Porque a França os mantém?


Com seus territórios ultramarinos, a França pode contar com uma extensa rede e uma presença em três oceanos. 


Hoje, 2,8 milhões de pessoas vivem nos 12 departamentos e coletividades ultramarinas e na Nova Caledônia. Os mais populosos são Guadalupe, Martinica, Guiana Francesa e Reunião, que têm status de departamento desde 1946 e de região desde 1982. Entre elas, essas quatro regiões têm uma população total de 1,9 milhão, ou cerca de dois terços da população da França ultramarina. A essas quatro antigas colônias, como às vezes são chamadas, devemos acrescentar Mayotte, que se tornou o 101º departamento da França em 2011. 


Os Territórios Ultramarinos Franceses também incluem outros territórios chamados Coletividades Ultramarinas, a maioria dos quais está associada apenas à União Europeia. Entre eles estão Wallis e Futuna, Polinésia Francesa, Saint-Pierre e Miquelon e Saint-Barthélemy. Há também ilhas desabitadas ou sem população permanente, como as Terras Austrais e Antárticas Francesas, que completam esse agrupamento heterogêneo e disperso que dá à França a segunda maior Zona Econômica Exclusiva do mundo depois dos Estados Unidos, com 10,1 milhões de km². 

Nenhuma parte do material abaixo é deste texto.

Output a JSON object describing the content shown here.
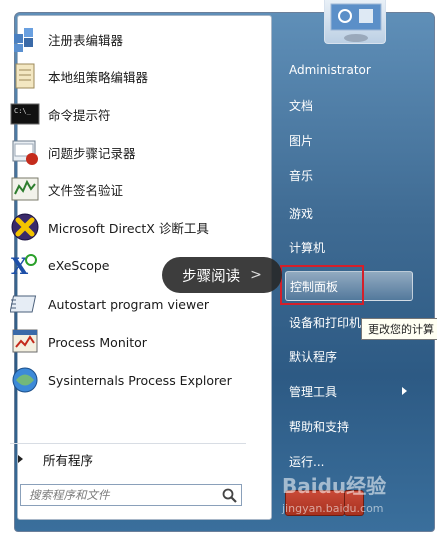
{
  "programs": [
    {
      "label": "注册表编辑器",
      "icon": "registry-editor-icon"
    },
    {
      "label": "本地组策略编辑器",
      "icon": "group-policy-icon"
    },
    {
      "label": "命令提示符",
      "icon": "command-prompt-icon"
    },
    {
      "label": "问题步骤记录器",
      "icon": "steps-recorder-icon"
    },
    {
      "label": "文件签名验证",
      "icon": "file-signature-icon"
    },
    {
      "label": "Microsoft DirectX 诊断工具",
      "icon": "directx-icon"
    },
    {
      "label": "eXeScope",
      "icon": "exescope-icon"
    },
    {
      "label": "Autostart program viewer",
      "icon": "autostart-icon"
    },
    {
      "label": "Process Monitor",
      "icon": "process-monitor-icon"
    },
    {
      "label": "Sysinternals Process Explorer",
      "icon": "process-explorer-icon"
    }
  ],
  "all_programs": "所有程序",
  "search": {
    "placeholder": "搜索程序和文件"
  },
  "right_items": [
    {
      "label": "Administrator"
    },
    {
      "label": "文档"
    },
    {
      "label": "图片"
    },
    {
      "label": "音乐"
    },
    {
      "label": "游戏"
    },
    {
      "label": "计算机"
    },
    {
      "label": "控制面板"
    },
    {
      "label": "设备和打印机"
    },
    {
      "label": "默认程序"
    },
    {
      "label": "管理工具"
    },
    {
      "label": "帮助和支持"
    },
    {
      "label": "运行..."
    }
  ],
  "tooltip": "更改您的计算",
  "bubble": {
    "label": "步骤阅读",
    "chevron": ">"
  },
  "watermark": {
    "brand": "Baidu经验",
    "url": "jingyan.baidu.com"
  },
  "colors": {
    "highlight_border": "#d41f2a",
    "menu_blue": "#3f6b93"
  }
}
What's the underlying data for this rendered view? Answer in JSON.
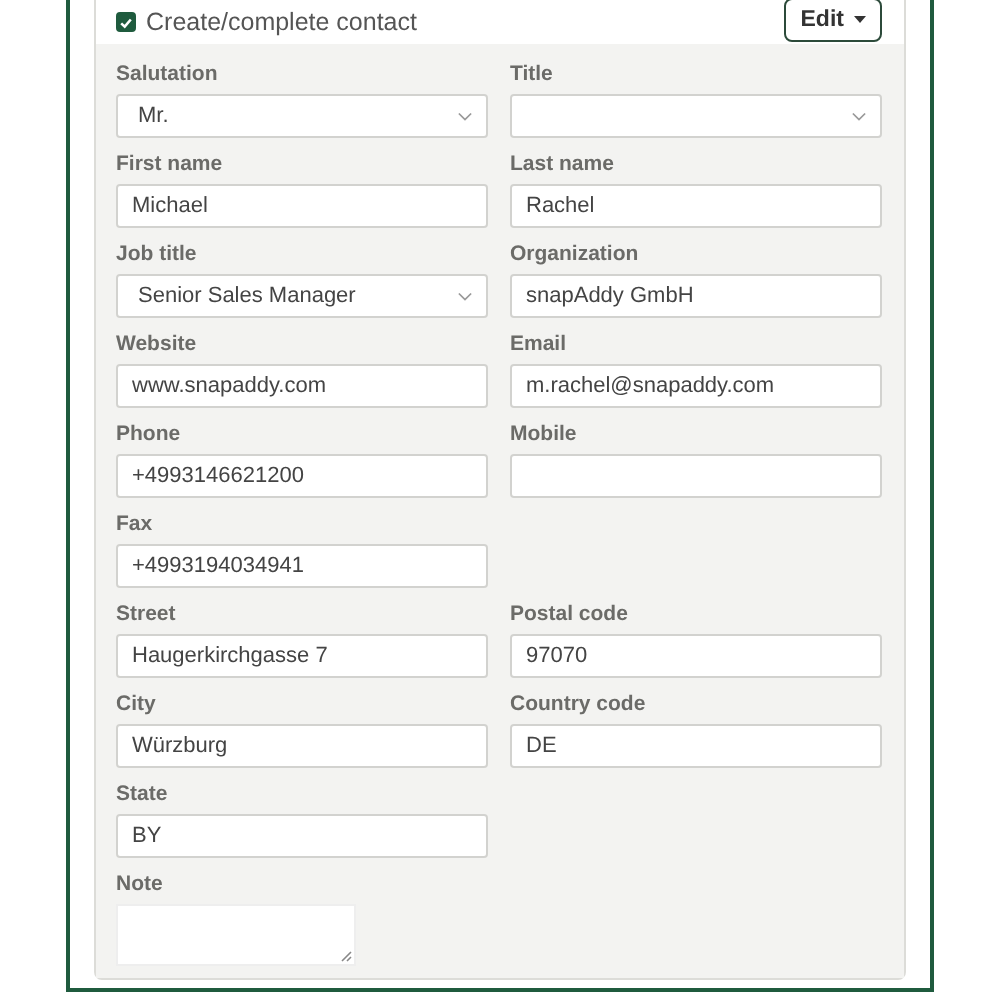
{
  "header": {
    "checkbox": {
      "label": "Create/complete contact",
      "checked": true
    },
    "edit_button": {
      "label": "Edit"
    }
  },
  "rows": [
    {
      "fields": [
        {
          "label": "Salutation",
          "kind": "select",
          "value": "Mr."
        },
        {
          "label": "Title",
          "kind": "select"
        }
      ]
    },
    {
      "fields": [
        {
          "label": "First name",
          "kind": "text",
          "value": "Michael"
        },
        {
          "label": "Last name",
          "kind": "text",
          "value": "Rachel"
        }
      ]
    },
    {
      "fields": [
        {
          "label": "Job title",
          "kind": "select",
          "value": "Senior Sales Manager"
        },
        {
          "label": "Organization",
          "kind": "text",
          "value": "snapAddy GmbH"
        }
      ]
    },
    {
      "fields": [
        {
          "label": "Website",
          "kind": "text",
          "value": "www.snapaddy.com"
        },
        {
          "label": "Email",
          "kind": "text",
          "value": "m.rachel@snapaddy.com"
        }
      ]
    },
    {
      "fields": [
        {
          "label": "Phone",
          "kind": "text",
          "value": "+4993146621200"
        },
        {
          "label": "Mobile",
          "kind": "text"
        }
      ]
    },
    {
      "fields": [
        {
          "label": "Fax",
          "kind": "text",
          "value": "+4993194034941"
        }
      ]
    },
    {
      "fields": [
        {
          "label": "Street",
          "kind": "text",
          "value": "Haugerkirchgasse 7"
        },
        {
          "label": "Postal code",
          "kind": "text",
          "value": "97070"
        }
      ]
    },
    {
      "fields": [
        {
          "label": "City",
          "kind": "text",
          "value": "Würzburg"
        },
        {
          "label": "Country code",
          "kind": "text",
          "value": "DE"
        }
      ]
    },
    {
      "fields": [
        {
          "label": "State",
          "kind": "text",
          "value": "BY"
        }
      ]
    },
    {
      "fields": [
        {
          "label": "Note",
          "kind": "textarea"
        }
      ]
    }
  ]
}
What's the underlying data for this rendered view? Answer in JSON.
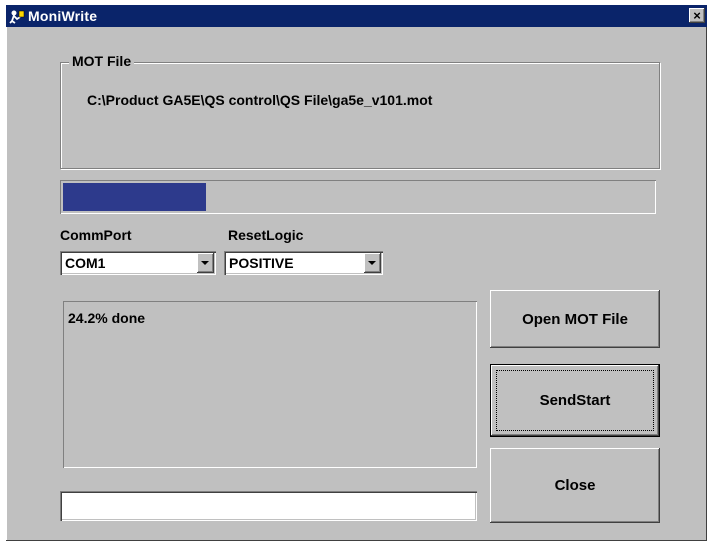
{
  "window": {
    "title": "MoniWrite",
    "close_glyph": "×",
    "app_icon": "moniwrite-app-icon"
  },
  "mot_file": {
    "group_label": "MOT File",
    "path": "C:\\Product GA5E\\QS control\\QS File\\ga5e_v101.mot"
  },
  "progress": {
    "fraction": 0.242,
    "color": "#2d3a8c"
  },
  "comm_port": {
    "label": "CommPort",
    "value": "COM1"
  },
  "reset_logic": {
    "label": "ResetLogic",
    "value": "POSITIVE"
  },
  "log": {
    "text": "24.2% done"
  },
  "status": {
    "value": ""
  },
  "buttons": {
    "open": "Open MOT File",
    "send": "SendStart",
    "close": "Close"
  },
  "colors": {
    "titlebar": "#0a246a",
    "face": "#c0c0c0"
  }
}
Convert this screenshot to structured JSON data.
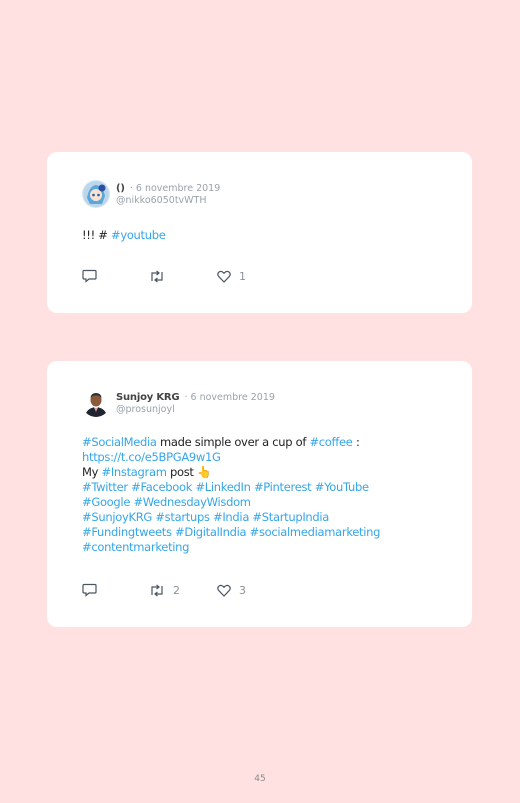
{
  "tweets": [
    {
      "display_name": "()",
      "date": "· 6 novembre 2019",
      "handle": "@nikko6050tvWTH",
      "text_segments": [
        {
          "text": "!!! # ",
          "type": "text"
        },
        {
          "text": "#youtube",
          "type": "tag"
        }
      ],
      "reply_count": "",
      "retweet_count": "",
      "like_count": "1"
    },
    {
      "display_name": "Sunjoy KRG",
      "date": "· 6 novembre 2019",
      "handle": "@prosunjoyl",
      "line1": {
        "tag1": "#SocialMedia",
        "text": " made simple over a cup of ",
        "tag2": "#coffee",
        "end": " :"
      },
      "line2": {
        "link": "https://t.co/e5BPGA9w1G"
      },
      "line3": {
        "text": "My ",
        "tag": "#Instagram",
        "text2": " post ",
        "emoji": "👆"
      },
      "hashtag_lines": [
        "#Twitter #Facebook #LinkedIn #Pinterest #YouTube",
        "#Google #WednesdayWisdom",
        "#SunjoyKRG #startups #India #StartupIndia",
        "#Fundingtweets #DigitalIndia #socialmediamarketing",
        "#contentmarketing"
      ],
      "reply_count": "",
      "retweet_count": "2",
      "like_count": "3"
    }
  ],
  "icons": {
    "reply": "reply-icon",
    "retweet": "retweet-icon",
    "like": "heart-icon"
  },
  "colors": {
    "background": "#ffe1e1",
    "card": "#ffffff",
    "link": "#35a6e8",
    "muted": "#9aa3aa"
  },
  "page_number": "45"
}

Essa presença permite que a França mantenha relações transfronteiriças com dezenas de países distantes de sua base europeia. Por exemplo, a França faz fronteira com o Brasil e o Suriname, a Austrália e a Nova Zelândia. Com uma área de superfície marítima tão grande, a França também possui extensas áreas de pesca e recursos minerais submarinos significativos. 


Outra vantagem: os Territórios Ultramarinos Franceses representam 80% da biodiversidade da França. Um quarto de seus parques nacionais estão localizados fora da França, em Guadalupe, Guiana Francesa e Reunião. E na Nova Caledônia, parte do recife de coral de 1.600 km de extensão é um Patrimônio Mundial da UNESCO.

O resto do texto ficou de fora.